PM’s ‘charity’ with a trumpet
The official Twitter handle of the Prime Minister’s Office has listed Narendra Modi’s acts of donation, including those towards sanitation workers, a day after questions were raised whether his gesture of washing sweepers’ feet at the Kumbh was just a photo-op.
Some critics felt that publicising one’s acts of charity was in questionable taste and underlined that the official gifts received by Modi that were auctioned to fund welfare measures, as mentioned in the list, were government property.
Five tweets were put out on @pmoindia citing donations amounting to more than Rs 100 crore and dating back to when Modi was Gujarat chief minister. The list begins with a Rs 21-lakh contribution to a fund for the welfare of sanitation workers involved in cleaning the Kumbh Mela venue.
On Tuesday, The Indian Express had reported that the sweepers’ whose feet Modi had washed last week were day labourers who wanted permanent jobs, a wage hike and sewer-cleaning machines.
Congress president Rahul Gandhi too alleged on Tuesday that Modi “lives for the camera” and that “once the cameras were shut, the Prime Minister did not even hear the problems of the sanitation staff”, a PTI report said.
The PMO list mentions how Modi had auctioned gifts received as Prime Minister and chief minister and donated the money for the Ganga clean-up mission and a girls’ education fund. It pegs the contributions from Modi’s personal savings at Rs 42 lakh.
MP Asaduddin Owaisi, who is associated with several charitable health and education institutions in Hyderabad, shrugged when asked about the use of personal charitable acts as a political statement.
Quoting the Gospel according to Saint Matthew, he told The Telegraph: “I was taught as a child that when you help someone your left hand shouldn’t know what the right hand does…. As a PM, he should publicise the jobs created and the capital expenditure on defence, which should have been raised.”
Matthew quotes Jesus: “Be careful not to practise your righteousness in front of others to be seen by them. If you do, you will have no reward from your Father in heaven. So when you give to the needy, do not announce it with trumpets, as the hypocrites do….”
Owaisi, president of the All India Majlis-e-Ittehadul Muslimeen, went on: “In any case, official gifts are government property. These are steps he (Modi) is taking before an election. It would have been better had he fulfilled his oath to the Constitution by showing urgency in stopping the lynching of Muslims and Dalits.”
How a politician in a position of authority discharges his duty is more important, and deserves more publicity, than his donations, Owaisi suggested.

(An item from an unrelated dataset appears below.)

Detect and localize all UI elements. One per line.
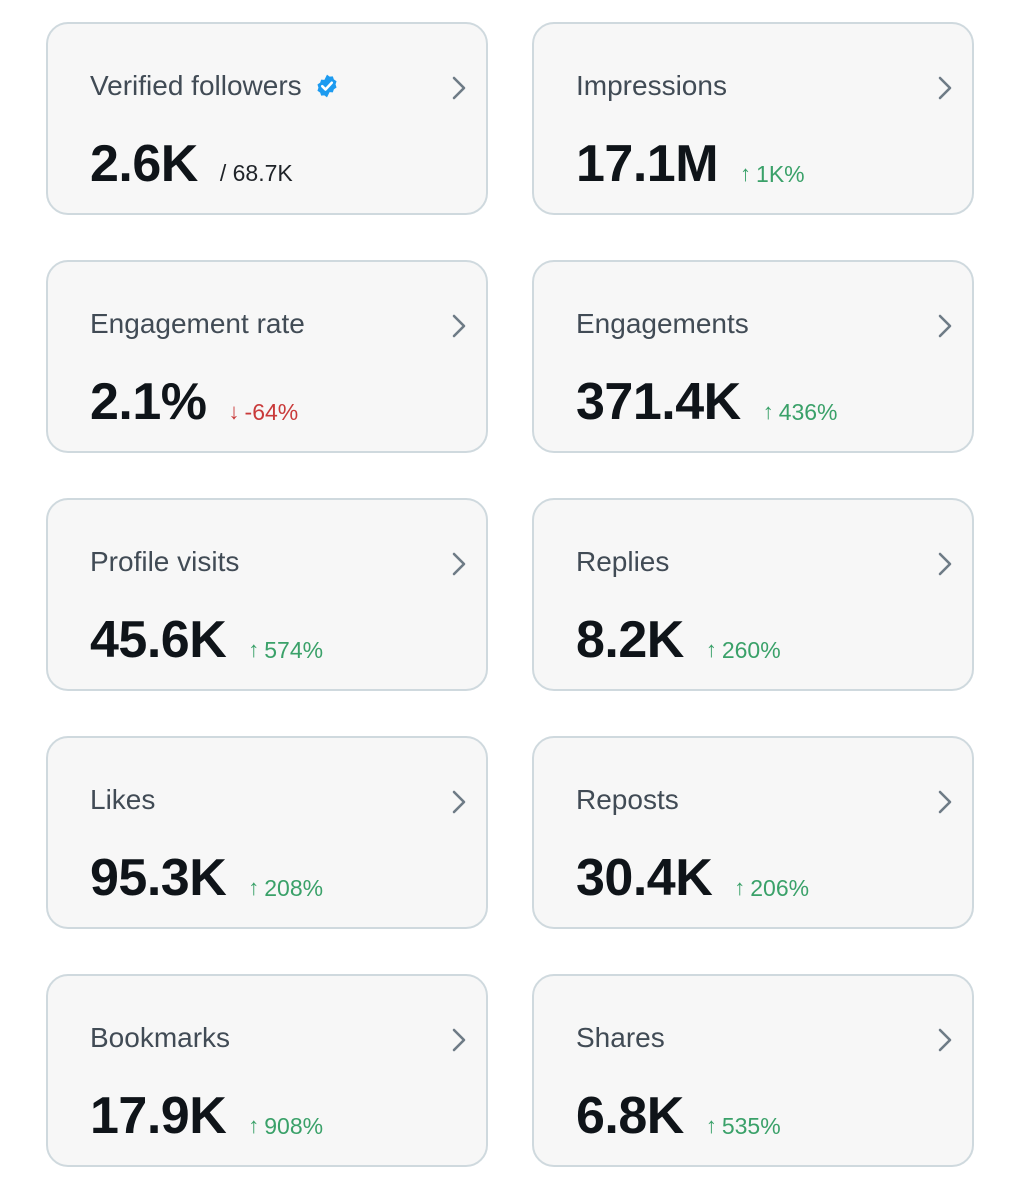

“People vote for someone to discharge a duty. There is a huge role of money in Indian (politics), and electoral funding is now secret through electoral bonds. Rich MPs now focus on so-called charity by funding marriages or eye operations, and engage in publicity to show how compassionate and modest they are,” he said.
“Voters need not know about our charity. What we have done for our constituency, our attendance in Parliament and the questions we raise are what matter. What we must ask is, have the workers whose feet the Prime Minister washed stopped going inside gutters?”
Two part-time municipal sweepers hired by a private company to clean a sewer in Varanasi, Modi’s constituency, had died on Friday after climbing down a manhole, allegedly without gas masks or safety belts.
On February 24, Modi had taken a holy dip at the Sangam in Allahabad during the Ardh Kumbh and washed the feet of five municipal sweepers who kept the venue clean.